Felicia skipped through the meadow while picking flowers. Her bouquet included daisies, Queen Anne’s lace, Black-Eyed Susans, and a purple flower she never could remember its name. Bees hummed in the air. A startled pair of birds took flight. The breeze caused the long grasses to sway like a slow metronome. Back and forth. Back and forth.
The young woman twisted and twirled like a fluttering butterfly. She broke out in a melodious song. Her high soprano voice rivaled many in the land.
The carefree beauty paused when she stumbled upon a small man lugging along a large pot.
“Can I assist you, sir?” Her voice carried a bard’s lilt as if she sang instead of spoke.
“I could use a hand, if you don’t mind, miss.” He was bow-legged under the strain of the great cauldron.
“I don’t mind at all.” She tossed the flowers behind her and grabbed one of the pot’s large handles. The iron bit into her hands, but she didn’t appear to mind. “Is your house far, sir?”

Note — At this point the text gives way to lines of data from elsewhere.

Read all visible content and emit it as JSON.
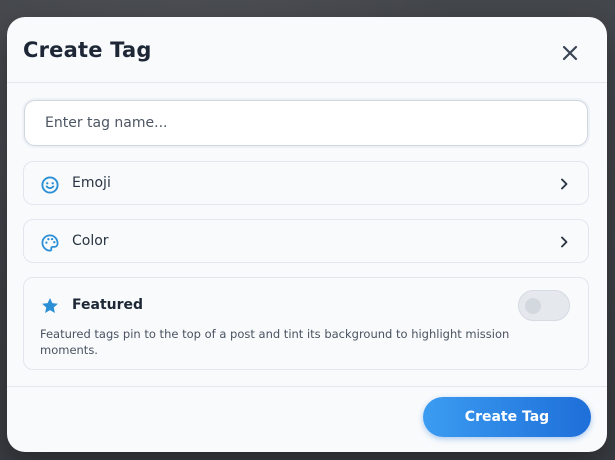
{
  "modal": {
    "title": "Create Tag"
  },
  "name_input": {
    "placeholder": "Enter tag name...",
    "value": ""
  },
  "options": {
    "emoji": {
      "label": "Emoji",
      "icon": "smiley-face-icon"
    },
    "color": {
      "label": "Color",
      "icon": "palette-icon"
    }
  },
  "featured": {
    "label": "Featured",
    "icon": "star-icon",
    "description": "Featured tags pin to the top of a post and tint its background to highlight mission moments.",
    "enabled": false
  },
  "footer": {
    "create_label": "Create Tag"
  },
  "colors": {
    "accent": "#1e6fd9",
    "accent_light": "#3b9cf1",
    "icon_blue": "#2b8fd6",
    "title_text": "#1d2736"
  }
}
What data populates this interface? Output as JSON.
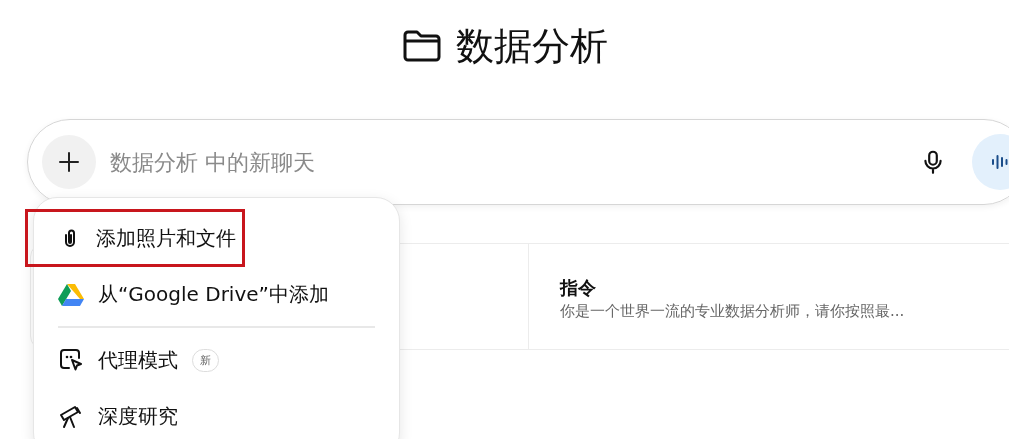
{
  "project": {
    "title": "数据分析"
  },
  "composer": {
    "placeholder": "数据分析 中的新聊天"
  },
  "cards": [
    {
      "title": "指令",
      "description": "你是一个世界一流的专业数据分析师，请你按照最..."
    }
  ],
  "menu": {
    "items": [
      {
        "kind": "attach",
        "label": "添加照片和文件",
        "highlighted": true
      },
      {
        "kind": "drive",
        "label": "从“Google Drive”中添加",
        "highlighted": false
      },
      {
        "kind": "divider"
      },
      {
        "kind": "agent",
        "label": "代理模式",
        "badge": "新",
        "highlighted": false
      },
      {
        "kind": "research",
        "label": "深度研究",
        "highlighted": false
      }
    ]
  }
}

“Not too far, just beyond that hill.”
The two lumbered under the weight as they plodded up the hill. In the distance, Felicia spotted a multicolored house. Brilliant red brushed the roof. Cool blue splashed upon the walls. The door sported bright yellow. The window shudders were vibrant green. Orange flowers ran along the outline of the house.
“Do you live there?” The words burst from her lips.

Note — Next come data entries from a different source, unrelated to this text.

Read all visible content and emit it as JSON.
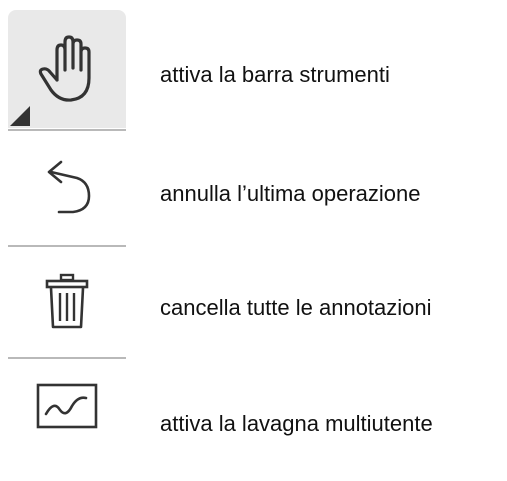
{
  "toolbar": {
    "tools": [
      {
        "icon": "hand-icon",
        "description": "attiva la barra strumenti"
      },
      {
        "icon": "undo-icon",
        "description": "annulla l’ultima operazione"
      },
      {
        "icon": "trash-icon",
        "description": "cancella tutte le annotazioni"
      },
      {
        "icon": "whiteboard-icon",
        "description": "attiva la lavagna multiutente"
      }
    ]
  },
  "colors": {
    "active_background": "#e9e9e9",
    "divider": "#b9b9b9",
    "icon_stroke": "#333333",
    "text": "#111111"
  }
}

“Yes, I do. We’re almost there.” Sweat dripped from the man’s nose while the two carried the cauldron down to the house and inside.
“You have a lovely home,” she said, making small talk.
“Thank you. Now how can I repay you, miss?” The man looked up at her. He appeared earnest.
“Oh, I was happy to help.” She turned to leave, but he grabbed her arm.
“I can’t let you leave empty-handed.” He released her and rubbed his chin. “I know. Wait here.”
He left for a second and returned carrying a four-leaf clover. “Luck is what you shall have, miss.”
“I couldn’t accept.”
“But you must.” He pressed the clover into her hand.
“If you insist.”
“I very well do.”
She smiled. “Okay, thank you.”
The little man showed her out, and she walked back up the hill twirling the clover.
It was sweet of the old man to give me his clover, she thought while humming a little tune. When she arrived at the top of the hill, she glanced back. The rainbow colored house had disappeared. In her hand, instead of a simple clover, she held a gold coin.
Awww what a cute story! Will the coin still bring her luck? I hope it does.
Good moral too: You should help someone out without thinking of payment back.
Love the metronome anology. :)
Nice. Loved the ending!
Ah, what a fun story! And timely for the season of the leprachaun.
Tossing It Out
What a sweet tale! I loved it. The metronome analogy was wonderful. I could picture them in my mind.
Aubrie - Thank you! Although I had to read through my story again to find my great metronome analogy. It was pretty good. *laughs* Sometimes I get in the zone and don't really remember what I write. It's weird.